Remember: your photos may reveal your location

Just a reminder that digital photos often include data about where they were taken, so if you post photos online, other people may be able to find out things like your home address.

Background and more info:

Most smartphones, and some digital cameras, contain GPS units. When you take a photo with such a device, the location where the photo was taken gets automatically attached to the photo. This attaching of location data to an image is known as geotagging.

Geotagging is great for all sorts of purposes; it can be very handy to be able to map your own photos.

But that location info remains attached to the photo when you email the photo to someone, or when you post it online. It's attached in a way that's invisible to the naked eye (so there's no reminder to you that it's there), but that's trivially easy for anyone to view if they want to.

Presumably you don't care if there's a geotag attached to, say, your photo of the Grand Canyon, because if someone looks at that geotag, all they find out is the location of the Grand Canyon. But if you take a photo at home (with a device that uses GPS), that photo contains the latitude and longitude of your home, which can easily be translated to your home address. That may be fine with you or it may not, but it's a good thing to keep in mind either way.

There's a reasonably balanced ABC News video describing the issue and giving some examples. It gets a little alarmist in places, but overall pretty good. (3 min) (via Holly H.)

That report mentions I Can Stalk U, a site that looks for pictures posted to Twitter and figures out where they were taken. Worth a look if you're interested in this stuff.


Shifting away from geotagged photos toward the more general issue of sharing your location online:

As the news report mentions, there are plenty of contexts in which you want your location to be known. For example, they mention Facebook Places—but they apparently didn't research it, because they express a hope that it can be turned off, whereas in reality that feature is entirely manual; Facebook doesn't know where you are unless you explicitly check in. Same with services like Foursquare.

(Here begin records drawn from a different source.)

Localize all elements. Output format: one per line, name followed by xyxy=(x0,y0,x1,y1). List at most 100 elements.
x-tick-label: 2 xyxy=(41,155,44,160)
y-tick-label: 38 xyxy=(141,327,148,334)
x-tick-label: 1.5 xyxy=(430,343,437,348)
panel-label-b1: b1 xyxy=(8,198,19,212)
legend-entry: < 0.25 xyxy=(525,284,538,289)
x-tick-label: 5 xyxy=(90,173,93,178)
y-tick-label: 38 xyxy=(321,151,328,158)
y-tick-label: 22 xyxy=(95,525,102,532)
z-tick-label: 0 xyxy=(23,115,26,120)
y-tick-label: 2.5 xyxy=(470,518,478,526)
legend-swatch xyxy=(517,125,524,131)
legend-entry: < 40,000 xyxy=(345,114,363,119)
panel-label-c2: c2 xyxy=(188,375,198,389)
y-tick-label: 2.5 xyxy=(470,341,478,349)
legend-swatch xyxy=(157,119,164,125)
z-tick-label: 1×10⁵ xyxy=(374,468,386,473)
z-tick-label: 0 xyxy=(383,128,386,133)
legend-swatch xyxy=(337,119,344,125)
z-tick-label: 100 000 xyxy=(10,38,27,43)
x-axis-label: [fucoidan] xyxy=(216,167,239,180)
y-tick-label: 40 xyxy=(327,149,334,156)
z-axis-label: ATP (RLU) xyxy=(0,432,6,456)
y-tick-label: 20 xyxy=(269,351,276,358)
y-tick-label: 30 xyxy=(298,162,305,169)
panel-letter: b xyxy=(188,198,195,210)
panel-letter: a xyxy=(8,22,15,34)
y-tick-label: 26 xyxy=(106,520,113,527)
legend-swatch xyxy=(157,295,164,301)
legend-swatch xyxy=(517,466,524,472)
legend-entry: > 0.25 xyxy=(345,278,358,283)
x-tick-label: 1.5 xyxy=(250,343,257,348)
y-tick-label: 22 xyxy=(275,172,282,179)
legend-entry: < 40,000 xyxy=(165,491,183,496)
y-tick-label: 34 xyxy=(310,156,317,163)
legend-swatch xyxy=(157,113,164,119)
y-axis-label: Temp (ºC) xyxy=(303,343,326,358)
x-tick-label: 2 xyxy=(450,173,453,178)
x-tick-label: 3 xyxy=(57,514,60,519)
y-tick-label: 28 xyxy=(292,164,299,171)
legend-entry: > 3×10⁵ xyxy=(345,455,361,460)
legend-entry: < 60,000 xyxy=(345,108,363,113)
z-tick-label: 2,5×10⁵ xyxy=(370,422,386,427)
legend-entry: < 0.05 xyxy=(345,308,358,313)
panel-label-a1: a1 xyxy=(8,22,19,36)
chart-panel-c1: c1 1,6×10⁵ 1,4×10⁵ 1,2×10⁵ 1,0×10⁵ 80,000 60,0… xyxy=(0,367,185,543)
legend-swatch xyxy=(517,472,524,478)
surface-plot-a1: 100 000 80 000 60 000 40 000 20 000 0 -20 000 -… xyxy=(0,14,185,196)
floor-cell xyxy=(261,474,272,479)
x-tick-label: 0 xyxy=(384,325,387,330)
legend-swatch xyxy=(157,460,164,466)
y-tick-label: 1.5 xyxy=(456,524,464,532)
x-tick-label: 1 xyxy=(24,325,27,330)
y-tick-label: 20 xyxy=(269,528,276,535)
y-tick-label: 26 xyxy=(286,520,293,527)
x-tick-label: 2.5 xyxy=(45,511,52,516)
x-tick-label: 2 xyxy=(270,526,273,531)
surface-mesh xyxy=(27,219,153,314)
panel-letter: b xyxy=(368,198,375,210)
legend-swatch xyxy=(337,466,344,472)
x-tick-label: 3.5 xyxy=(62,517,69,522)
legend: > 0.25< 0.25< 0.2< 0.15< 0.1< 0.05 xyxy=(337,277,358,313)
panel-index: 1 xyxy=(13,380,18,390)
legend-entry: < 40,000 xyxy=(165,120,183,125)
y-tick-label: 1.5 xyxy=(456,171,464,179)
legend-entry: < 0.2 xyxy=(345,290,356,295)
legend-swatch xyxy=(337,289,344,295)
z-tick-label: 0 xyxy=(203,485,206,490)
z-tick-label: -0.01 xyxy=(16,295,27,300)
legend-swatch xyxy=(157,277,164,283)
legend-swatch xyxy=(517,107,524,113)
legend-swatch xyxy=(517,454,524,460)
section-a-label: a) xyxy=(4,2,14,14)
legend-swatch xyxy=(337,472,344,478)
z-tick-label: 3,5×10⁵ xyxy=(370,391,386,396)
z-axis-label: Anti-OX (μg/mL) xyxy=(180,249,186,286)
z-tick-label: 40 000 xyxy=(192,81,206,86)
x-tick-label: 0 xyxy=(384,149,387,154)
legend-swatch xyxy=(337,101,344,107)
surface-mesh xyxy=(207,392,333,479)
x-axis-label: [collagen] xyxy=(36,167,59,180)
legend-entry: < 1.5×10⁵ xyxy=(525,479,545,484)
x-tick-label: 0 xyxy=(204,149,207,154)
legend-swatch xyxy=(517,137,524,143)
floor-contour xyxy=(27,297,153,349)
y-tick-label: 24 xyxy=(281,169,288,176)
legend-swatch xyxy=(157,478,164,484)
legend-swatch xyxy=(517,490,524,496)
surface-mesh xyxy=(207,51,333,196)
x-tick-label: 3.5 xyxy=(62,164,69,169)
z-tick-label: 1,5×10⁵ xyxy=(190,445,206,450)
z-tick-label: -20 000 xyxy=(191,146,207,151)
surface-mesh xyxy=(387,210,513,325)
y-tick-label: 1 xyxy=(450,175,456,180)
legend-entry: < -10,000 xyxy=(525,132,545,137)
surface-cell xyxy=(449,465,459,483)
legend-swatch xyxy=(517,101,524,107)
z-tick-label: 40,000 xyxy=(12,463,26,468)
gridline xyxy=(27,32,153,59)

I occasionally check in to Facebook Places, but only when I'm not at home. (It wouldn't be too hard for someone to find my home address online, but I try not to advertise it.) (Of course, some argue that checking in when away from home lets potential burglars know that you're not home.)

Another service I like for location-sharing is Google Latitude. You can run it as an app on your iPhone or Android phone, and it will constantly track where you are; you can then share that location with friends. (Yes, you can turn it off.) I would personally be reluctant to post that information publicly (just on general privacy-paranoia principles), but I like sharing with a small circle of friends who also use Latitude.

(Actual friends of mine who use Latitude are welcome to invite me to connect to them, but I don't promise to accept invitations, and unlike on Facebook, I will definitely not accept invitations from people I don't know.)

(Wrote this entry in late January, didn't get around to posting it until March.)

One Response to “Remember: your photos may reveal your location”

  1. Sumana Harihareswara

    (Of course, some argue that checking in when away from home lets potential burglars know that you’re not home.)